Moodle is set up to receive postings of assignments for 590IBL. If you’re working in a group, you need to upload it just once, but do indicate who is in the group. This will apply to Ask, Create, and Reflect. Investigate is done just through the forum postings and Discuss will be the in-class oral presentations and discussion.

  • Investigate: Post on the Moodle Open Discussion forum responses to Parts 1, 2, and 3 of the Hansen book, Ethical visions of education: Philosophies in practice. Discuss how these ideas connect with your own project, teaching, academic program, or life. (Moodle posts during each of weeks 1, 2, & 3, by February 1, 8, & 15).Discussion of the readings should continue throughout the semester, but may be done in particular ways due to the other students’ inquiry units, and the other specific assignments.

  • Ask: Write about a learning challenge that you would like to address. Post in the Projects forum or in the special forum for your group project. This is basically to lay out what you’re planning to accomplish. For groups, this can be a single post or document, although everyone in the group should contribute and the proposal would naturally be larger than for someone working alone. (week 5, February 22)

  • Create: Design an inquiry activity (including background readings) to address that challenge. (week 8, March 15)

  • Discuss: Lead the inquiry activity and then a discussion with the class about it. Larger groups will be allocated two weeks to allow more time for everyone in the group to participate and to accommodate what are likely to be more diverse projects.

    Let’s approach all of the units in an open, experimental manner. As Lucy Sprague Mitchell (of Bank Street College) says,

    Our aim is to help students develop a scientific attitude towards their work and toward life. To us this means an attitude of eager, alert observations, a constant questioning of old procedure in the light of new observations; and use of the world as well as of books and source materials; an experimental open-mindedness; and an effort to … base the future upon actual knowledge of the experiences of the past.” (in Antler, 1987, p. 309)

    The implication for us is not to seek a perfectly designed unit, but simply one that engages us in thinking about inquiry in that area. For the leaders this means to share the experience of your own inquiry and not to worry about the rough edges. If you’re in a group project, this roughness may include coordination among the group.

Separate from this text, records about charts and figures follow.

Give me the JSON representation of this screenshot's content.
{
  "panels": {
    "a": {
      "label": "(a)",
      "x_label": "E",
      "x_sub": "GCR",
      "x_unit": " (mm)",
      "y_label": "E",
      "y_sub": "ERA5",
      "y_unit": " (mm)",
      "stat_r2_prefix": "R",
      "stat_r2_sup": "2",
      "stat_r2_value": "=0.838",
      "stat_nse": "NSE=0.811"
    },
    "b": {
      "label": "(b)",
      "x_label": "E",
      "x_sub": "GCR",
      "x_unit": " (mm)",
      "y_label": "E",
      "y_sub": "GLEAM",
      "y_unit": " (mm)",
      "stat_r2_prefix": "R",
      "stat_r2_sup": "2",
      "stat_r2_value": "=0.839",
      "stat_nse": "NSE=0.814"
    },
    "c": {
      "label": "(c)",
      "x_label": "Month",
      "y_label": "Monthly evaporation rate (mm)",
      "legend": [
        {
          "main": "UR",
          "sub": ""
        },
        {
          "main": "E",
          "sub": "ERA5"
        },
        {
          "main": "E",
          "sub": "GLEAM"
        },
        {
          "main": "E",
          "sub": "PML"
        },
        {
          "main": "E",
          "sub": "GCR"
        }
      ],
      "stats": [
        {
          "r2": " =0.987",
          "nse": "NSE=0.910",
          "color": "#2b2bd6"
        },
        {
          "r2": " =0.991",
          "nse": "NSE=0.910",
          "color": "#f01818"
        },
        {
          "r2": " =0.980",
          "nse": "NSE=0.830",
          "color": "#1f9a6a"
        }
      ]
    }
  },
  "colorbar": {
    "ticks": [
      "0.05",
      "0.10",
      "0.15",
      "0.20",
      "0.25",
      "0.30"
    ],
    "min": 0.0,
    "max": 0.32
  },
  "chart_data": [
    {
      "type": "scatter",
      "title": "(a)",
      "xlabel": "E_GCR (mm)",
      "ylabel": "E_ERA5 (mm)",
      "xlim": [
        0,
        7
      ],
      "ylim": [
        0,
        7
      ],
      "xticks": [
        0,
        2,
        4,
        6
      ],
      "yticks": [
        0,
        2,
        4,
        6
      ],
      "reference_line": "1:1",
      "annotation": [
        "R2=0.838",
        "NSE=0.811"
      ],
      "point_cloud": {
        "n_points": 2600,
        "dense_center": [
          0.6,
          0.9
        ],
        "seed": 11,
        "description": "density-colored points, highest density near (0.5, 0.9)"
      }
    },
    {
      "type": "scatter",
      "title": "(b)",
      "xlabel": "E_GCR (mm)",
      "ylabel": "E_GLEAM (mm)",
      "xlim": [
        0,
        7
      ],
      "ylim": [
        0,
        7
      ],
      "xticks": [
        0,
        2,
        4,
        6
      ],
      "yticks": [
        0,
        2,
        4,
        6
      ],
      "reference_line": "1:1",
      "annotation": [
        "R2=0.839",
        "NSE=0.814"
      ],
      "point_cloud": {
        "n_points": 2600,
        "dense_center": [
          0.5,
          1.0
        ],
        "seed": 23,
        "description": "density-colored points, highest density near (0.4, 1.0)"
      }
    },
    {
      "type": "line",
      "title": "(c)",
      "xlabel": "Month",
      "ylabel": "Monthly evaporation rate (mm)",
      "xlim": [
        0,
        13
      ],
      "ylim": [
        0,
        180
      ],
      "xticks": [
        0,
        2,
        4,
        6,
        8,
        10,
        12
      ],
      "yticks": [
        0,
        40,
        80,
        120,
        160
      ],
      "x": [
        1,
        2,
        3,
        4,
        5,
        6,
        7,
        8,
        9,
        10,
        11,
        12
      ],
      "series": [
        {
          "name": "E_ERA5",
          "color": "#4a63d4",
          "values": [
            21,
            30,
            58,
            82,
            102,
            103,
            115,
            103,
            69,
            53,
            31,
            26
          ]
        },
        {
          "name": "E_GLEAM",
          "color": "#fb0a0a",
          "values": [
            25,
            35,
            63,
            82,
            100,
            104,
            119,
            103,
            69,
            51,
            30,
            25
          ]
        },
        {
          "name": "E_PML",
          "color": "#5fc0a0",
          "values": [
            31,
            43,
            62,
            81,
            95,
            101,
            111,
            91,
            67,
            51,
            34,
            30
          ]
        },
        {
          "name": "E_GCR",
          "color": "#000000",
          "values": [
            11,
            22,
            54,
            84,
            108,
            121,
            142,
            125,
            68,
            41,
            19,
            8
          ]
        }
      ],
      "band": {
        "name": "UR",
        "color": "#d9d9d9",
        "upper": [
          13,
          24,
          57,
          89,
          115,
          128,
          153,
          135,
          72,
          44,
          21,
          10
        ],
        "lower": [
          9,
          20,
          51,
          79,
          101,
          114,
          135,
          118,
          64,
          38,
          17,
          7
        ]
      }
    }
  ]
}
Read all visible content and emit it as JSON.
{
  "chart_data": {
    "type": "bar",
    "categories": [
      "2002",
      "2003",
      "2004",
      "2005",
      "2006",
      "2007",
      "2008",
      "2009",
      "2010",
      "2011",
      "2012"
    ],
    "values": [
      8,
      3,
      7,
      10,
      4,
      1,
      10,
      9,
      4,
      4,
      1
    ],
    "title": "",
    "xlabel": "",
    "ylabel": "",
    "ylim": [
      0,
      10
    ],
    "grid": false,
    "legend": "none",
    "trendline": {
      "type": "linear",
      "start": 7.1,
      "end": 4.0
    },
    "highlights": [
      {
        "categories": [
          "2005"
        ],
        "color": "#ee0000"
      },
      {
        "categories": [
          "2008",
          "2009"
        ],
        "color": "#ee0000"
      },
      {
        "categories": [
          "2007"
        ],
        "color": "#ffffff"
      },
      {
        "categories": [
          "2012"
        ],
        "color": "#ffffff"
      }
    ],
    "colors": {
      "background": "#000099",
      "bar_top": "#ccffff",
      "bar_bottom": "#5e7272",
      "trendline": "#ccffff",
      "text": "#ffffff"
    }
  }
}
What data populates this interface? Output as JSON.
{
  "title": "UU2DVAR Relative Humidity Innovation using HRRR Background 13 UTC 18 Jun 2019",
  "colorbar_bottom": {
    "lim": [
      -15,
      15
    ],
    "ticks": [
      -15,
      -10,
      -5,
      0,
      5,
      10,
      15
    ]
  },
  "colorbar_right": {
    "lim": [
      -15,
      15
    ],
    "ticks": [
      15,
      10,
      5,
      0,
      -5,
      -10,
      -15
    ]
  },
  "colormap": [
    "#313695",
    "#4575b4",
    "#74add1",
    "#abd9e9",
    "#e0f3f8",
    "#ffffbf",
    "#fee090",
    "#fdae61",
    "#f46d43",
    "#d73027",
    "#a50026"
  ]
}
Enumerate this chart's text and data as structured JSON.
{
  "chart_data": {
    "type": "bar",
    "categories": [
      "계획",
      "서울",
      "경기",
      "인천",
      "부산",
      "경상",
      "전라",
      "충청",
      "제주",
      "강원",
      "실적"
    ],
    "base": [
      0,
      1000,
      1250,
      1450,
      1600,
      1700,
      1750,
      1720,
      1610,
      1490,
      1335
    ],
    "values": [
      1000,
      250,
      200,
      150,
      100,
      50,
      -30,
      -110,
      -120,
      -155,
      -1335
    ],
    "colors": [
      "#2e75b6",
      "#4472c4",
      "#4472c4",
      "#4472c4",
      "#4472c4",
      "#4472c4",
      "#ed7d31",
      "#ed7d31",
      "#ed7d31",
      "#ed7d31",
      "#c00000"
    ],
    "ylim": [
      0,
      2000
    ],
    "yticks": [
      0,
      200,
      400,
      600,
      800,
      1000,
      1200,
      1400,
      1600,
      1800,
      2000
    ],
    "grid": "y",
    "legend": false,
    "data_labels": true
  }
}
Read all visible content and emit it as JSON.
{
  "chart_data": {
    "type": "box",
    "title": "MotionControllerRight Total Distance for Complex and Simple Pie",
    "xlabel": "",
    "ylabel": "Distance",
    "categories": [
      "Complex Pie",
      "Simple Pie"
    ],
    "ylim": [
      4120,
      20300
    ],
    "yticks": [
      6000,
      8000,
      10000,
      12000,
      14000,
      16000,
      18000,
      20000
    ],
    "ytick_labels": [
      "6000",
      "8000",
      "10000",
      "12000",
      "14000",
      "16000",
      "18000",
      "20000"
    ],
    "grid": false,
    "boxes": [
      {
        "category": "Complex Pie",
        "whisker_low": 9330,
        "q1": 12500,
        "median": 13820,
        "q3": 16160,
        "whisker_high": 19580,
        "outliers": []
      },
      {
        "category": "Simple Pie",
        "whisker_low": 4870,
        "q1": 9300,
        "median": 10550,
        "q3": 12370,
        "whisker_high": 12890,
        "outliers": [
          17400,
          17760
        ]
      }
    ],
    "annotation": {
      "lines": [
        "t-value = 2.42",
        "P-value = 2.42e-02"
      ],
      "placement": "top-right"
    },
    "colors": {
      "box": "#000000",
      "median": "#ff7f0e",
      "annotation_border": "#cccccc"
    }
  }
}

I expect that some may have a fully unified activity whereas others may appear more as a loose confederation. That’s perfectly fine and a typical part of an open inquiry process.

    In some cases, the unit creators may ask us to do some additional pre- or post-activity. I hope that you’ll respond to those in the spirit of helping fellow members of our community of inquiry. This is especially the case for those LEEP two-credit hour participants, who won’t be able to present their units synchronously. They’d really appreciate your feedback.

    No one (including me) is looking for a finely polished and completed inquiry activity. It’s about opening up the topic, not covering it. For the other participants, this means interacting in the same open manner, and helping us manage together any complications arising from format or location. I’m hoping you’ll find the units to be engaging, memorable, and useful for your own inquiries beyond the class. (weeks 7-13)

  • Reflect: Consider the readings, the various assignments, the discussions, the readings. Can you bring those experiences into a unified whole? Or if not, where are the challenges to that, the remaining “felt difficulties” for you?

    Reflection is usually described as process of looking back to prior experiences. But making sense of experiences is what allows us to have enlarged experiences in the future. Using what you’ve learned, include a plan for going forward. This plan could emphasize your own learning or your work outside of class.

    Note that this is not a reflection on the course, but on your own learning, which may have gone well beyond the course boundaries. I’m interested in your response to the course per se, but that can come through the ICES survey or other means.

    The product can be in the form of a paper, a video, a website, a map, or other media. This is ordinarily an assignment to be done individually, but you may also choose to do it with a group. (week 14, May 3)

Each of the five assignments should be viewed as the equivalent of a 1500 word essay, and each is worth 20 points.


Antler, J. (1987). Lucy Sprague Mitchell: The making of a modern woman. New Haven: Yale University Press.